Ses nouvelles prévisions misent toujours une amélioration du bénéfice d’exploitation et des flux disponibles en 2023 dans un scénario étiré de reprise qui tient compte du fort bond du prix du carburant. Il émet l’hypothèse que la récession serait légèrement pire que celles de 2003 et de 2009, mais nettement moins sévère que celle de la pandémie pour le transporteur.

Au final, Konark Gupta estime que le titre d’Air Canada mérite au minimum une évaluation similaire à celle de ses semblables américains parce que ses bénéfices ont de bonnes chances de croître en 2023 en raison de la demande refoulée pour les voyages. Il concède toutefois que la hausse des taux d’intérêt et des prix des billets d’avion pourraient rendre les consommateurs moins dépensiers.

L’action d’Air Canada a le même cours qu’au plancher boursier de 2020, à la suite d’une rechute 18% ce jour en 2022.

 

Vêtements de sport Gildan (GIL, 37,26$): le fabricant de t-shirts peut gérer le recul de 30% du cours du coton

Vêtements de sport Gildan (GIL, 37,26$): le fabricant de t-shirts peut gérer le recul de 30% du cours du coton

Chris Li, de Desjardins Marché des capitaux s’est entretenu avec des dirigeants de Gildan et d’autres acteurs de l’industrie des t-shirts, des sous-vêtements et des chaussettes afin d’établir comment le nouveau recul de 30% du prix du coton pourrait affecter les perspectives du fabricant.

Premièrement, l’effet ne se fera pas sentir en 2022 puisque le programme de couverture de Gildan stabilise ses coûts d’achat du coton. D’ailleurs, le fabricant prévoit hausser ses prix de vente au début de juillet.

En ce qui a trait à 2023, Chris Li estime que la baisse du cours du coton tempérera le besoin pour tous les fabricants d’avoir à relever encore plus leur prix de vente afin de refiler l’inflation de l’ensemble des coûts.

Il est toutefois possible que les fabricants, incluant Gildan, offrent des promotions ponctuelles l’an prochain si nécessaire au lieu d’abaisser leurs prix de vente de base. Cette mesure serait moins coûteuse que d’avoir à offrir de gros rabais aux grossistes pour compenser la dévaluation forcée de leurs stocks si les prix de base baissaient.

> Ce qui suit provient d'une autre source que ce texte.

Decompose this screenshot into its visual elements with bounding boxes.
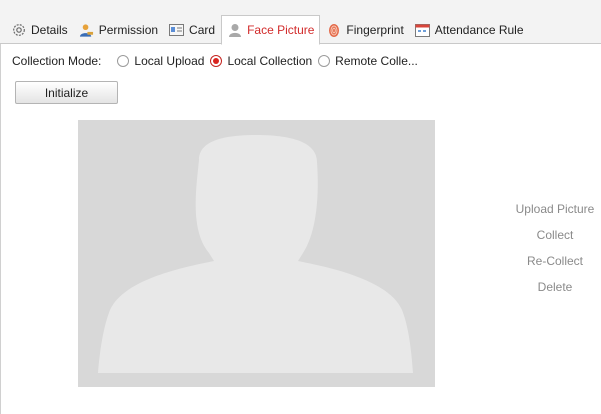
collection-mode-row: Collection Mode: Local Upload Local Coll… [12,53,424,69]
collection-mode-label: Collection Mode: [12,54,102,68]
tab-fingerprint[interactable]: Fingerprint [321,16,408,44]
tab-bar: Details Permission Card Face Picture Fin… [0,0,601,45]
tab-attendance-rule-label: Attendance Rule [434,23,524,37]
fingerprint-icon [326,23,341,38]
tab-attendance-rule[interactable]: Attendance Rule [410,16,529,44]
tab-permission-label: Permission [98,23,159,37]
face-picture-placeholder [78,120,435,387]
panel-border [0,44,1,414]
radio-local-collection-button[interactable] [210,55,223,67]
radio-local-collection-label: Local Collection [227,54,313,68]
person-silhouette-icon [98,135,413,373]
tab-details-label: Details [31,23,68,37]
initialize-button[interactable]: Initialize [15,81,118,104]
tab-list: Details Permission Card Face Picture Fin… [6,8,530,45]
tab-fingerprint-label: Fingerprint [346,23,404,37]
radio-remote-collection-button[interactable] [318,55,331,67]
radio-local-upload-button[interactable] [117,55,130,67]
tab-face-picture[interactable]: Face Picture [221,15,321,45]
delete-button[interactable]: Delete [538,278,573,296]
radio-local-upload-label: Local Upload [134,54,205,68]
face-actions: Upload Picture Collect Re-Collect Delete [508,200,601,304]
tab-card-label: Card [189,23,216,37]
user-key-icon [79,23,94,38]
person-icon [227,23,242,38]
radio-remote-collection-label: Remote Colle... [335,54,418,68]
calendar-icon [414,23,430,38]
recollect-button[interactable]: Re-Collect [527,252,583,270]
radio-local-upload[interactable]: Local Upload [117,54,204,68]
radio-remote-collection[interactable]: Remote Colle... [318,54,418,68]
gear-icon [11,23,26,38]
id-card-icon [169,23,185,38]
tab-card[interactable]: Card [164,16,220,44]
tab-face-picture-label: Face Picture [247,23,315,37]
tab-permission[interactable]: Permission [74,16,163,44]
collect-button[interactable]: Collect [537,226,574,244]
radio-local-collection[interactable]: Local Collection [210,54,312,68]
tab-details[interactable]: Details [6,16,73,44]
upload-picture-button[interactable]: Upload Picture [516,200,595,218]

«C’est une importante distinction puisque les promotions ponctuelles auront moins d’effet sur les marges brutes (de Gildan) que des rabais aux grossistes», explique Chris Li.

Le tour d’horizon de l’analyste révèle aussi que les grossistes en t-shirts et chandails ne demandent pas de réduction de prix pour l’instant malgré le recul du cours du coton et les achats moins vigoureux de la part des entreprises qui utilisent les t-shirts et chandails comme outils de marketing.

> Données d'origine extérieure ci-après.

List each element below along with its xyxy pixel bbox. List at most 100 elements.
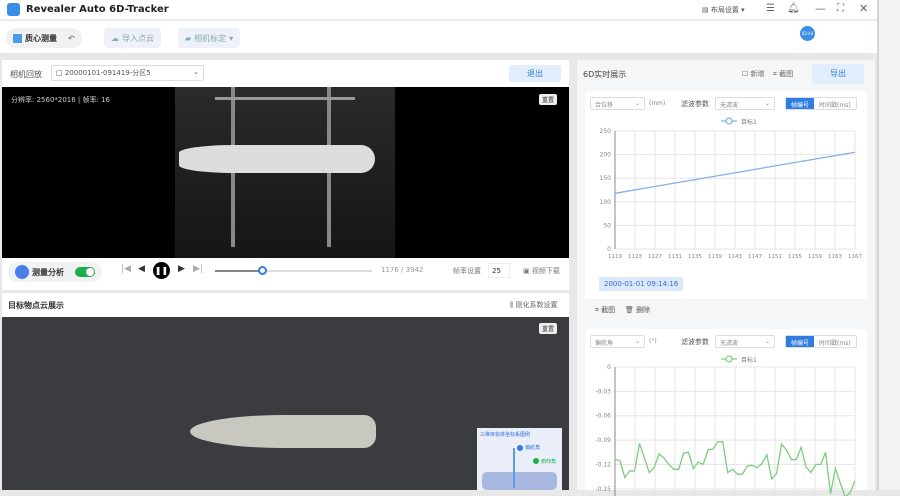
file-select-value: 20000101-091419-分区5 [64, 69, 151, 77]
filter-select[interactable]: 无滤波 ⌄ [715, 335, 775, 348]
camera-playback-label: 相机回放 [10, 70, 42, 79]
camera-frame-image [175, 87, 395, 258]
x-tick-label: 1151 [768, 254, 782, 260]
minimize-icon[interactable]: — [815, 2, 826, 15]
import-cloud-button[interactable]: ☁ 导入点云 [104, 28, 161, 48]
centroid-measure-button[interactable]: 质心测量 ↶ [6, 28, 82, 48]
x-tick-label: 1131 [668, 254, 682, 260]
progress-slider-handle[interactable] [257, 266, 267, 275]
video-download-label: 视频下载 [531, 267, 560, 275]
maximize-icon[interactable]: ⛶ [837, 3, 844, 14]
card-delete-button[interactable]: 🗑︎ 删除 [625, 305, 650, 315]
measure-analysis-label: 测量分析 [32, 267, 64, 277]
camera-calib-button[interactable]: ▰ 相机标定 ▾ [178, 28, 241, 48]
y-tick-label: 200 [600, 152, 612, 159]
toolbar: 质心测量 ↶ ☁ 导入点云 ▰ 相机标定 ▾ 02:44 [0, 21, 877, 53]
x-tick-label: 1119 [608, 254, 622, 260]
metric-select[interactable]: 偏航角 ⌄ [590, 335, 645, 348]
yaw-chart: 目标1 0 -0.03 -0.06 -0.09 -0.12 -0.15 [595, 355, 856, 496]
y-tick-label: -0.06 [595, 413, 611, 420]
camera-calib-label: 相机标定 [194, 33, 227, 43]
import-cloud-label: 导入点云 [122, 33, 154, 43]
app-logo-icon [7, 3, 20, 16]
mode-time-tab[interactable]: 时间戳(ms) [814, 98, 856, 109]
export-button[interactable]: 导出 [812, 64, 864, 84]
y-tick-label: -0.15 [595, 486, 611, 493]
card-screenshot-label: 截图 [601, 306, 616, 314]
menu-icon[interactable]: ☰ [766, 3, 775, 14]
x-tick-label: 1135 [688, 254, 702, 260]
pause-button[interactable]: ❚❚ [153, 262, 170, 279]
cloud-reset-button[interactable]: 重置 [539, 323, 558, 334]
legend-label: 目标1 [741, 356, 757, 364]
mode-frame-tab[interactable]: 帧编号 [786, 98, 815, 109]
bell-icon[interactable]: 🔔︎ [787, 3, 800, 14]
centroid-icon [13, 33, 22, 43]
close-icon[interactable]: ✕ [859, 2, 868, 15]
y-tick-label: -0.09 [595, 437, 611, 444]
centroid-label: 质心测量 [25, 33, 57, 43]
app-title: Revealer Auto 6D-Tracker [26, 4, 169, 15]
card-delete-label: 删除 [636, 306, 651, 314]
y-tick-label: 0 [607, 364, 611, 371]
link-icon [15, 265, 29, 279]
video-reset-button[interactable]: 重置 [539, 94, 558, 105]
rigid-settings-label: 刚化系数设置 [515, 301, 558, 309]
timestamp-badge: 2000-01-01 09:14:16 [599, 277, 684, 291]
add-button[interactable]: ☐ 新增 [742, 69, 765, 79]
screenshot-button[interactable]: ⌗ 截图 [773, 69, 793, 79]
mode-time-tab[interactable]: 时间戳(ms) [814, 336, 856, 347]
y-tick-label: 150 [600, 175, 612, 182]
point-cloud-object [190, 415, 376, 448]
filter-select[interactable]: 无滤波 ⌄ [715, 97, 775, 110]
layout-settings-label: 布局设置 [710, 6, 739, 14]
yaw-label: 偏航角 [525, 445, 541, 451]
fps-input[interactable]: 25 [488, 263, 510, 278]
mode-frame-tab[interactable]: 帧编号 [786, 336, 815, 347]
next-frame-icon[interactable]: ▶ [178, 264, 185, 274]
x-tick-label: 1147 [748, 254, 762, 260]
unit-label: (mm) [649, 100, 666, 107]
file-select[interactable]: □ 20000101-091419-分区5 ⌄ [51, 65, 204, 81]
frame-counter: 1176 / 3942 [381, 266, 424, 274]
axis-legend: 三维目标体坐标系图例 偏航角 俯仰角 [477, 428, 562, 490]
yaw-icon [517, 445, 523, 451]
target-object [179, 145, 375, 173]
y-tick-label: 250 [600, 128, 612, 135]
measure-toggle[interactable] [75, 267, 95, 277]
x-tick-label: 1159 [808, 254, 822, 260]
point-cloud-view[interactable]: 重置 三维目标体坐标系图例 偏航角 俯仰角 [2, 317, 569, 490]
x-tick-label: 1155 [788, 254, 802, 260]
progress-slider[interactable] [215, 266, 372, 275]
measure-analysis-toggle-group: 测量分析 [8, 262, 102, 282]
realtime-6d-panel: 6D实时展示 ☐ 新增 ⌗ 截图 导出 合位移 ⌄ (mm) 滤波参数 无滤波 ⌄… [577, 60, 875, 496]
y-tick-label: 0 [607, 246, 611, 253]
filter-label: 滤波参数 [681, 100, 709, 108]
window-edge [877, 0, 900, 490]
x-tick-label: 1123 [628, 254, 642, 260]
time-badge: 02:44 [800, 26, 815, 41]
card-screenshot-button[interactable]: ⌗ 截图 [595, 305, 615, 315]
x-tick-label: 1167 [848, 254, 862, 260]
layout-settings-button[interactable]: ▤ 布局设置 ▾ [702, 5, 745, 15]
point-cloud-panel: 目标物点云展示 ⫼ 刚化系数设置 重置 三维目标体坐标系图例 偏航角 俯仰角 [2, 293, 569, 490]
skip-start-icon[interactable]: |◀ [121, 264, 131, 274]
playback-controls: 测量分析 |◀ ◀ ❚❚ ▶ ▶| 1176 / 3942 帧率设置 25 ▣ … [2, 258, 569, 284]
prev-frame-icon[interactable]: ◀ [138, 264, 145, 274]
legend-marker [725, 117, 733, 125]
x-tick-label: 1127 [648, 254, 662, 260]
skip-end-icon[interactable]: ▶| [193, 264, 203, 274]
video-download-button[interactable]: ▣ 视频下载 [523, 266, 560, 276]
filter-label: 滤波参数 [681, 338, 709, 346]
rigid-settings-button[interactable]: ⫼ 刚化系数设置 [510, 300, 557, 310]
y-tick-label: 50 [603, 222, 611, 229]
legend-marker [725, 355, 733, 363]
chart-card-yaw: 偏航角 ⌄ (°) 滤波参数 无滤波 ⌄ 帧编号 时间戳(ms) 目标1 0 -0.0… [585, 329, 867, 496]
exit-button[interactable]: 退出 [509, 65, 561, 82]
cloud-upload-icon: ☁ [111, 33, 119, 43]
pitch-label: 俯仰角 [541, 459, 557, 465]
x-tick-label: 1163 [828, 254, 842, 260]
point-cloud-title: 目标物点云展示 [8, 301, 64, 310]
undo-icon[interactable]: ↶ [68, 34, 75, 43]
metric-select[interactable]: 合位移 ⌄ [590, 97, 645, 110]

Les rivaux de Gildan ne semblent pas non plus réduire leurs prix. «C’est signe que l’industrie reste rationnelle en dépit du contexte inflationniste et des perturbations de la chaîne d’approvisionnement», indique l’analyste de Desjardins.

La volatilité du cours du coton ne pose donc pas de risque à la rentabilité de Gildan à court terme, mais Chris Li surveille tout de même le ralentissement observé dans les commandes de la part des entreprises et des grands détaillants, depuis le début de mai.

Le 4 août, Gildan pourrait donner un aperçu des tendances de la demande dans ses différents points de vente lors du dévoilement des résultats du deuxième trimestre.

Au final, le coup de sonde ne justifie pas de modifier la recommandation d’achat ni son cours cible de 55 $ pour Gildan. Après une chute de 32% en Bourse depuis janvier 2022, le titre se négocie à un multiple de 9,4 fois le bénéfice prévu par rapport à la moyenne de 15 fois à long terme.

L’action incorpore déjà une réduction possible de 19% des bénéfices par rapport au consensus actuel de 3,09 $ US par action pour les douze prochains mois, selon les calculs de Chris Li.

Jusqu’à ce que ces perspectives s’éclaircissent, le titre continuera de fluctuer, prévoit-il.